La question de la rétroactivité de la nouvelle loi sur le viol a suscité de nombreux débats. Devait-elle s’appliquer aux affaires portant sur des faits commis avant son entrée en vigueur ? Le 1er juillet 2026, la Cour de Cassation a tranché cette question juridique majeure.
Adoptée en novembre 2025, la loi définit les violences sexuelles comme « tout acte sexuel non consenti » et place le consentement au coeur de la définition du viol. Une évolution majeure qui ne s’appliquera toutefois qu’aux faits commis après son entrée en vigueur. La réforme ne sera pas rétroactive.
Qu’est ce que le principe de rétroactivité ?

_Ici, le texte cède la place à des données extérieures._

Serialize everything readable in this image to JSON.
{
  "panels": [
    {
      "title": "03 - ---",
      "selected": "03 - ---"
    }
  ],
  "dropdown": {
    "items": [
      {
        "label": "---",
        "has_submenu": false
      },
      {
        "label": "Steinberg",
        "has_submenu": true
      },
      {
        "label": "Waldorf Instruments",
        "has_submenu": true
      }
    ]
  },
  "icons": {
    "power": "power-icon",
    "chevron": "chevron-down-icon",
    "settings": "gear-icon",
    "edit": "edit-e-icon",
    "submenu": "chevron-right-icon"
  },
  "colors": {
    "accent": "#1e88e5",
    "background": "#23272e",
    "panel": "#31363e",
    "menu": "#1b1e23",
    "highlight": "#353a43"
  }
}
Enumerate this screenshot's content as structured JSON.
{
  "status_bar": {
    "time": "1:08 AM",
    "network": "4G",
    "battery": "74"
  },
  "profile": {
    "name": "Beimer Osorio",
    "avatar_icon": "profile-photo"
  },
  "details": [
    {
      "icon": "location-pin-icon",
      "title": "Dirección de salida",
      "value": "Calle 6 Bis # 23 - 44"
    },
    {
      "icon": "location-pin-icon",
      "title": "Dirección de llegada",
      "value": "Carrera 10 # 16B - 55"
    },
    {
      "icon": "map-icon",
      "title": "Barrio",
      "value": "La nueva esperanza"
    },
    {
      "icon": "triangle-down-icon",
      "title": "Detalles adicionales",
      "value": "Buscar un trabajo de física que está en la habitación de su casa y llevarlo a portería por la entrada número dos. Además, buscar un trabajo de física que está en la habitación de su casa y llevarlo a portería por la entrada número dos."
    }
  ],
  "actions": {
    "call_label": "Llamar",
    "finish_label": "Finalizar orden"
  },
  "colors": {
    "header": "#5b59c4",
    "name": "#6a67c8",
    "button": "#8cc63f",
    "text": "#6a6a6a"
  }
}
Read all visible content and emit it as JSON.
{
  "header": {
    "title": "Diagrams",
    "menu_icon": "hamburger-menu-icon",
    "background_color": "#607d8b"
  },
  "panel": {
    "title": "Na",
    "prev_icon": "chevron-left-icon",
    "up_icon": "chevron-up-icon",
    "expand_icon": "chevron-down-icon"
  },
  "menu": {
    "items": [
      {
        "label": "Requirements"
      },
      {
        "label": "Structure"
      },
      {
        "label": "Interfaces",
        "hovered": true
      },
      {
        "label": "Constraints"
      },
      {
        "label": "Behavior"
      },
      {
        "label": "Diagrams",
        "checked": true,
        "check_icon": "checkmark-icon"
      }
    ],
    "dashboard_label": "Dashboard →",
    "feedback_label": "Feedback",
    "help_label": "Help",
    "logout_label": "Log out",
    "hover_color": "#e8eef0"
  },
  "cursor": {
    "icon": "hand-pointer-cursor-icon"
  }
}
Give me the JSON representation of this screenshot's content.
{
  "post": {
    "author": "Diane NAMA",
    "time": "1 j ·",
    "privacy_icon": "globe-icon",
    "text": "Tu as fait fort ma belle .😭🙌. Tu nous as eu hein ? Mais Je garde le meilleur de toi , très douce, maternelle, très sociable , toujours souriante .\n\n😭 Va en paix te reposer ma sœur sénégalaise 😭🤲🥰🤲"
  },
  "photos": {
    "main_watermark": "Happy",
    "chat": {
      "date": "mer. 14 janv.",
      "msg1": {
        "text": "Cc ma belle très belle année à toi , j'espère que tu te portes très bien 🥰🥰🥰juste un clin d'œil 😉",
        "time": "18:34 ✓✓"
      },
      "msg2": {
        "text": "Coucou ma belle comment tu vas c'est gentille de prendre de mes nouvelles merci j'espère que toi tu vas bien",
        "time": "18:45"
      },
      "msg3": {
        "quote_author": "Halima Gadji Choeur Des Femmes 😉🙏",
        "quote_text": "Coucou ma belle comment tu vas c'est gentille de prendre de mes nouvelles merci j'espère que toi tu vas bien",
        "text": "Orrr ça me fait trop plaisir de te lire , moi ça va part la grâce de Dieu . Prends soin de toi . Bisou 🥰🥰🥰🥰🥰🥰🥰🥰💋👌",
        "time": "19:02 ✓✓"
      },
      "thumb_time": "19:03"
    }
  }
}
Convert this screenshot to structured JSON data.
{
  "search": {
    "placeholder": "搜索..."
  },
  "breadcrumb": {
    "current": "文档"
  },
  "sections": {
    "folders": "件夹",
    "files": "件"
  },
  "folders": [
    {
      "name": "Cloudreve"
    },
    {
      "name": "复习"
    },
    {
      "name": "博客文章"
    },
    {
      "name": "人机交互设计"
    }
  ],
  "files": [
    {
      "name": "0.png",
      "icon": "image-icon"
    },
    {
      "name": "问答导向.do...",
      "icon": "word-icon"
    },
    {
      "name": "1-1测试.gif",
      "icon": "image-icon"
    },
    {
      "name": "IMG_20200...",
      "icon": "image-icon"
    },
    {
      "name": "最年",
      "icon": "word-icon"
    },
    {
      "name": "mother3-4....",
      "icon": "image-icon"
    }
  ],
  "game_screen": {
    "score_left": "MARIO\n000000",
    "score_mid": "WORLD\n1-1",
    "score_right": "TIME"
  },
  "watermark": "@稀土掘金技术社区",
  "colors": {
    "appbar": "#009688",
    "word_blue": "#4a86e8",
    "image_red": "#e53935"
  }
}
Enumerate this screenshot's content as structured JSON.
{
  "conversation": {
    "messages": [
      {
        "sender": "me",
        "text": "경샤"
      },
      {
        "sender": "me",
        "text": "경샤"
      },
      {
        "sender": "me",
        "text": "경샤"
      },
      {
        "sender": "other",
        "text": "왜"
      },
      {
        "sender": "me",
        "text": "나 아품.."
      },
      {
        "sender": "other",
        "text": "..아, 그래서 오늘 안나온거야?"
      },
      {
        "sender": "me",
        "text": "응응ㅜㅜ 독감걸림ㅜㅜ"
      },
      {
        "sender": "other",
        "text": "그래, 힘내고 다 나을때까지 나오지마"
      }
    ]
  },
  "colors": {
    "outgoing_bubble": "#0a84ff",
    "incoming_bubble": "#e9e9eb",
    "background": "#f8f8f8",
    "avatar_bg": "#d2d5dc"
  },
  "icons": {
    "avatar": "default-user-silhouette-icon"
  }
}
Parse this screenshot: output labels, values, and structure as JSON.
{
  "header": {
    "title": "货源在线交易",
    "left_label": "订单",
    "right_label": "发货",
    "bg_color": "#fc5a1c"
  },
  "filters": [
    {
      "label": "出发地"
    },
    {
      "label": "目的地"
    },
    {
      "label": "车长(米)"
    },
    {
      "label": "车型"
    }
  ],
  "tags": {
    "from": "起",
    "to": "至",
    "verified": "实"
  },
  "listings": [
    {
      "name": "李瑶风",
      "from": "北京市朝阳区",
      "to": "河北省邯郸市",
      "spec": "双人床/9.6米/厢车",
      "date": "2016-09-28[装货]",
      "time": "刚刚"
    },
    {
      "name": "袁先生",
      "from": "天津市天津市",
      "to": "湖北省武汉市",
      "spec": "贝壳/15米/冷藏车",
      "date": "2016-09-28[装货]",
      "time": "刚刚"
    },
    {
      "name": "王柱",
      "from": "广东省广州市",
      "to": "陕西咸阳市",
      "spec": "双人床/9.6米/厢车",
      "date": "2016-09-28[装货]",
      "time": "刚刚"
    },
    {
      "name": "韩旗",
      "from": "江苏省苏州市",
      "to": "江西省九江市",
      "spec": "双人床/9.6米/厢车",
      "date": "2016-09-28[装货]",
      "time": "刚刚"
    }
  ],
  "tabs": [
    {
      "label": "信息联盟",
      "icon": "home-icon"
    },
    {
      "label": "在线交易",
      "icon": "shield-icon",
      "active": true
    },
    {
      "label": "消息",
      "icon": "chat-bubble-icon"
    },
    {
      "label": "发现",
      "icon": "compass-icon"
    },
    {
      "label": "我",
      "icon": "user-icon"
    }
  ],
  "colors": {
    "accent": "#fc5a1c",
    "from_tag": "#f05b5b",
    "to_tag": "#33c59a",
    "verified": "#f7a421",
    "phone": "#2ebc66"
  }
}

En droit pénal français, le principe de rétroactivité est un principe fondamental. Il signifie qu’on ne peut être condamné pour une loi qui n’existait pas au moment où un acte a été commis. Lorsqu’une loi crée une nouvelle infraction ou définit de nouveaux critères pour la juger, elle ne peut juger pas ce qui a été fait avant son entrée en vigueur. En effet, la loi ne peut juger que les personnes qui ont agi en connaissance de cause.
Les enjeux
Avant la réforme du 6 novembre 2025, le viol était défini selon les moyens employés par l’agresseur : la violence, la contrainte, la menace ou la surprise. L’absence de consentement ne suffisait pas juridiquement à caractériser le viol. Il fallait que l’un de ces quatre critères soit formellement prouvé. Cette catégorisation était fondée sur les violences physiques et verbales. Elle impliquait une difficulté supplémentaire pour les victimes qui devaient en apporter les preuves.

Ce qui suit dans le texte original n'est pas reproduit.